Garlasco, il caso dell’impronta attribuita a Sempio. Repertata nel 2007 come inutile, nel 2020: “È dell’assassino”

Nel marasma della nuova inchiesta sulla nuova indagine sul delitto di Garlasco – in cui è indagato Andrea Sempio – deflagra l’attribuzione di un’impronta trovata nella taverna della villetta di via Pascoli, dove il corpo di Chiara Poggi fu trovato. Ebbene di questa impronta la numero 33 – secondo la consulenza del Ris di Parma del 2007 era priva di sangue. I carabinieri in camice bianco repertarono la traccia numero 33 sulla scena del crimine. La traccia fu testata sia con il combur test che con l’OBTI (test per l’identificazione del sangue umano). Il primo aveva dato esito “dubbio” e il secondo, più preciso, esito “negativo”. Quindi traccia “totalmente inutile ad un esame dattiloscopico”.
A distanza di 13 anni i carabinieri del Nucleo investigativo di Milano, che ora conducono le indagini, in un’annotazione del luglio 2020, parlando di quel “contatto papillare numero 33”, come attribuibile all’assassino della 26enne. “È logico-fattuale che l’impronta sulla parete delle scale appartenga all’assassino” scrivevano militari dell’Arma. Impronta che ora, nelle nuove indagini su Andrea Sempio e attraverso una consulenza disposta dai pm di Pavia, è stata attribuita all’amico del fratello di Chiara Poggi. L’informativa del 2020 faceva parte del fascicolo che fu archiviato quello stesso anno, di fatto la seconda archiviazione per Sempio, anche se formalmente non era indagato come nel 2016-2017. Gli investigatori scrissero cinque anni fa che su quella impronta sulla parete destra della scala non venne fatta nemmeno una indagine “biologica” per accertare se la mano fosse sporca di sangue.
Ma le comparazioni dattiloscopiche su quella traccia numero 33, si legge nella relazione del Ris dei carabinieri dell’epoca della prima inchiesta, non erano state effettuate perché era “completamente priva di creste potenzialmente utili per gli accertamenti”. E appunto anche l’esito del “combur test” era stato “dubbio”. Dalla relazione dell’epoca era emerso, inoltre, che sulle pareti destra e sinistra della scala, dove in fondo fu trovato il corpo di Chiara, erano state repertate 25 impronte, sia palmari che digitali: c’era quella di un carabiniere e quella di Marco Poggi che era andato in vacanza con la famiglia da almeno una settimana.

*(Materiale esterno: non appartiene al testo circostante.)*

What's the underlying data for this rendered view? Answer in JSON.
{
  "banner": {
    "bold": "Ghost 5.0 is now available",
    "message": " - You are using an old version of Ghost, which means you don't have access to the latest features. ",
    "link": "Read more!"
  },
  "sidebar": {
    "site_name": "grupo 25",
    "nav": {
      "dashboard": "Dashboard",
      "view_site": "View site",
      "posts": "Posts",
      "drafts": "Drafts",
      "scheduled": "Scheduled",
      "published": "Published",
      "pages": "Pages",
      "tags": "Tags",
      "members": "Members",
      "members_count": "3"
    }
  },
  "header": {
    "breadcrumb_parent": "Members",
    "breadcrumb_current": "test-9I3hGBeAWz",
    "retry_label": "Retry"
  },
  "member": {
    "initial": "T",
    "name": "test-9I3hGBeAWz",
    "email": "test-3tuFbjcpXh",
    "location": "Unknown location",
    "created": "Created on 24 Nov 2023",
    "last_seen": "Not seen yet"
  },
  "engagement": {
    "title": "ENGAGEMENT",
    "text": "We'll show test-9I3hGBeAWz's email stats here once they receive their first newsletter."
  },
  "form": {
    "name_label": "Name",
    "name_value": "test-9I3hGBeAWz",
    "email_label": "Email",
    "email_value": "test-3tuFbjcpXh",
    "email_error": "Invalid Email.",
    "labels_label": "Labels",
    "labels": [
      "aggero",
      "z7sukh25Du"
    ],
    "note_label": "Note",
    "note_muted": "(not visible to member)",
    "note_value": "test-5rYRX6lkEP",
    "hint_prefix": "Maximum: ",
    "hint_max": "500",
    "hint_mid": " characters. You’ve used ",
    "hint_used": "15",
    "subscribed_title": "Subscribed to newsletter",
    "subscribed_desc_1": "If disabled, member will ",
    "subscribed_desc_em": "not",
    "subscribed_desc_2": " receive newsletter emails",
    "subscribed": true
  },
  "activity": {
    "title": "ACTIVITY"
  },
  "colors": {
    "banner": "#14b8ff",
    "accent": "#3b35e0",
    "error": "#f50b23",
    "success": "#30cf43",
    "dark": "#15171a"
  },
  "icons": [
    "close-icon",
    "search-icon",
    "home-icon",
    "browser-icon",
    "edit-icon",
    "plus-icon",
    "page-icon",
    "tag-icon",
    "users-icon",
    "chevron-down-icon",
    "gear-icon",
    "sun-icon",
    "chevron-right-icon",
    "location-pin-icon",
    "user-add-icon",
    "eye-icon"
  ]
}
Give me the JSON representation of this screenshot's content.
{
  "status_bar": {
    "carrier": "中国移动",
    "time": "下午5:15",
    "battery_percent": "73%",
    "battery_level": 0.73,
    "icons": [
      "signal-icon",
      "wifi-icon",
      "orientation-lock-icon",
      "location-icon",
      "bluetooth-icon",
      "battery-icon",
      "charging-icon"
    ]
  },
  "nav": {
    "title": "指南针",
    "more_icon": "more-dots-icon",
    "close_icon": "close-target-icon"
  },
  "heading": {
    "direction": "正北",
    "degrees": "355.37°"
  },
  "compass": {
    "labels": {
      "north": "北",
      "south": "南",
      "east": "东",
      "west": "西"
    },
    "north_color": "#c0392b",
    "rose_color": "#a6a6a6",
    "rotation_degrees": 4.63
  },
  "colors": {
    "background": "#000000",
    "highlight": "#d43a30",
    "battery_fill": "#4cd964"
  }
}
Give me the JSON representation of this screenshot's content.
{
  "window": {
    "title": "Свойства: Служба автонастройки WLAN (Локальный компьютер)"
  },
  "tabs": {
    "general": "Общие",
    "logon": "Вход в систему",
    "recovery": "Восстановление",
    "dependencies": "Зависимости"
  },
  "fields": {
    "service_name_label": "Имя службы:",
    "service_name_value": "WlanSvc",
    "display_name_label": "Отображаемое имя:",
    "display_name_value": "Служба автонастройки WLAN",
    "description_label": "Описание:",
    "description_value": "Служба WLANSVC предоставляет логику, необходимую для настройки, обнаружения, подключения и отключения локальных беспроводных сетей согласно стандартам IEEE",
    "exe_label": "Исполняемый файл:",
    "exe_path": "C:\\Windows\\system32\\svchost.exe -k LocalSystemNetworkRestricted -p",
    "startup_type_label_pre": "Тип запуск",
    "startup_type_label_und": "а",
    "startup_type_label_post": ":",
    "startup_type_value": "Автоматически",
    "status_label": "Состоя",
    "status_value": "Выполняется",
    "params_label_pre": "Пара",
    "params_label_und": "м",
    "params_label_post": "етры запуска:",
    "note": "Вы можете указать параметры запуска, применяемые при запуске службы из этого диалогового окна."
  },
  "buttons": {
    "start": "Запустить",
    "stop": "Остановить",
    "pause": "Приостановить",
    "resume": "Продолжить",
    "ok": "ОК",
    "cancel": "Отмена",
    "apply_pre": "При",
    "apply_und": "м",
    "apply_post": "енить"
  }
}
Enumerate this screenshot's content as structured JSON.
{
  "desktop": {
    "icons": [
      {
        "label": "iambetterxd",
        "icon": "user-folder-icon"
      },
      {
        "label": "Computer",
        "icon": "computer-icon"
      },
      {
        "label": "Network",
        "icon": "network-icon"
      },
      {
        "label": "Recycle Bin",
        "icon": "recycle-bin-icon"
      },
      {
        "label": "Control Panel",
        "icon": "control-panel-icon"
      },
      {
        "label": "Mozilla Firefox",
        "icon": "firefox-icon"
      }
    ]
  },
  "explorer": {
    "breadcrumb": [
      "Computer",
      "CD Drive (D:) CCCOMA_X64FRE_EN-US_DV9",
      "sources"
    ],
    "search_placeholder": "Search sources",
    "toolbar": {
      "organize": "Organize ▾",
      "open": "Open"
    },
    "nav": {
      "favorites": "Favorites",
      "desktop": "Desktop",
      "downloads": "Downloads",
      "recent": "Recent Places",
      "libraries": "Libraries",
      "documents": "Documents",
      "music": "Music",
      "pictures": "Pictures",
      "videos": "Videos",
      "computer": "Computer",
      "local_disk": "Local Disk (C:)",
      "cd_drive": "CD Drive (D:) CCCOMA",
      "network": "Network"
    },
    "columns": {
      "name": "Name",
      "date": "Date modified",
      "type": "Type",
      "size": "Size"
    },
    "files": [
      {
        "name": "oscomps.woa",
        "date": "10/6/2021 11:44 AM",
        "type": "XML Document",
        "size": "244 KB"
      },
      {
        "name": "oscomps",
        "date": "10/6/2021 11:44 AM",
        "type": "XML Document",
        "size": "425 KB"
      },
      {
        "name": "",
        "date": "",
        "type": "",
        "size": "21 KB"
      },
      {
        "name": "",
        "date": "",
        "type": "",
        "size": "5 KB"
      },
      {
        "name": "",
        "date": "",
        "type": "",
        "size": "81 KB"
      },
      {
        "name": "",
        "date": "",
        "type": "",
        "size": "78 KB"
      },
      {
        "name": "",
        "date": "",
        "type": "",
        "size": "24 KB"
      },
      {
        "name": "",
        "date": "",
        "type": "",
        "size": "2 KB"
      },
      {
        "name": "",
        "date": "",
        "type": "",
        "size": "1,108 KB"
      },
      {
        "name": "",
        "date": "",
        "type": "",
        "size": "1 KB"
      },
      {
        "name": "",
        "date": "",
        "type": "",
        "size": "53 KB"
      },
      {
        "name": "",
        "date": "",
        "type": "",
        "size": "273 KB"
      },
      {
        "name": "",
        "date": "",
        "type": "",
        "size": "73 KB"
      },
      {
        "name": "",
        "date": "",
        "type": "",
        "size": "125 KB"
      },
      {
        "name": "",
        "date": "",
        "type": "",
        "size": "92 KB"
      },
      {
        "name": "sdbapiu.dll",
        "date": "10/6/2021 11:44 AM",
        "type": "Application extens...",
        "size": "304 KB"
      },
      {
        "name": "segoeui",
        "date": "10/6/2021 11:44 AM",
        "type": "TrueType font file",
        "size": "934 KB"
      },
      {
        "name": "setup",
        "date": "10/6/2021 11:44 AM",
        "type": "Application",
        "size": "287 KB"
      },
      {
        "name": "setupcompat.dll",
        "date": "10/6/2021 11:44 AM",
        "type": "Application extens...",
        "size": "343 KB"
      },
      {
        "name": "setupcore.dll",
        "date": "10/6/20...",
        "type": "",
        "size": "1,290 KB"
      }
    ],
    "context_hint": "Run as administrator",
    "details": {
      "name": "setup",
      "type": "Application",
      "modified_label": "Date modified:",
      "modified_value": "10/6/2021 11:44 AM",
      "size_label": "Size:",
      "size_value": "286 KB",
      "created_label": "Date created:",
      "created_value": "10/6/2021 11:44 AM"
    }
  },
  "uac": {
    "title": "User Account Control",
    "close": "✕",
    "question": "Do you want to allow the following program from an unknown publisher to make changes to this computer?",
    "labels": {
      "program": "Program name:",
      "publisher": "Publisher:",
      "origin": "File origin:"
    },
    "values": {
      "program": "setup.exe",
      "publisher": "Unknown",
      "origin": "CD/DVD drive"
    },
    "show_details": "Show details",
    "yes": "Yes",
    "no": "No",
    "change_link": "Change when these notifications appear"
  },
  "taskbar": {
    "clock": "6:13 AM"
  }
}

La gran parte classificate con utilità “nessuna” per gli accertamenti. E oltre a quelle attribuite ad un investigatore che lavorò sulla scena del crimine, ce ne era anche una, sempre sulla parete destra, del pollice destro del fratello della vittima, che ovviamente viveva in quella casa. Vale la pena ricordare che due impronte sono considerate uguali, secondo la giurisprudenza, solo quando vengono trovati almeno 17 punti di concordanza, la mancanza delle creste quindi potrebbe inficiare una possibile concordanza e quindi utilizzabilità.
È possibile, comunque, che nelle nuove indagini vengano effettuate anche analisi per individuare eventuali tracce di sangue nell’impronta del palmo di una mano trovata quasi 18 anni fa sulla parete destra delle scale, vicino al corpo di Chiara Poggi, e attribuita con una recente consulenza dattiloscopica ad Andrea Sempio. Su quell’impronta, che non fa parte degli accertamenti genetici previsti nell’incidente probatorio, gli inquirenti potrebbero disporre ulteriori valutazioni, anche documentali, per stabilire se la mano che l’ha lasciata fosse insanguinata.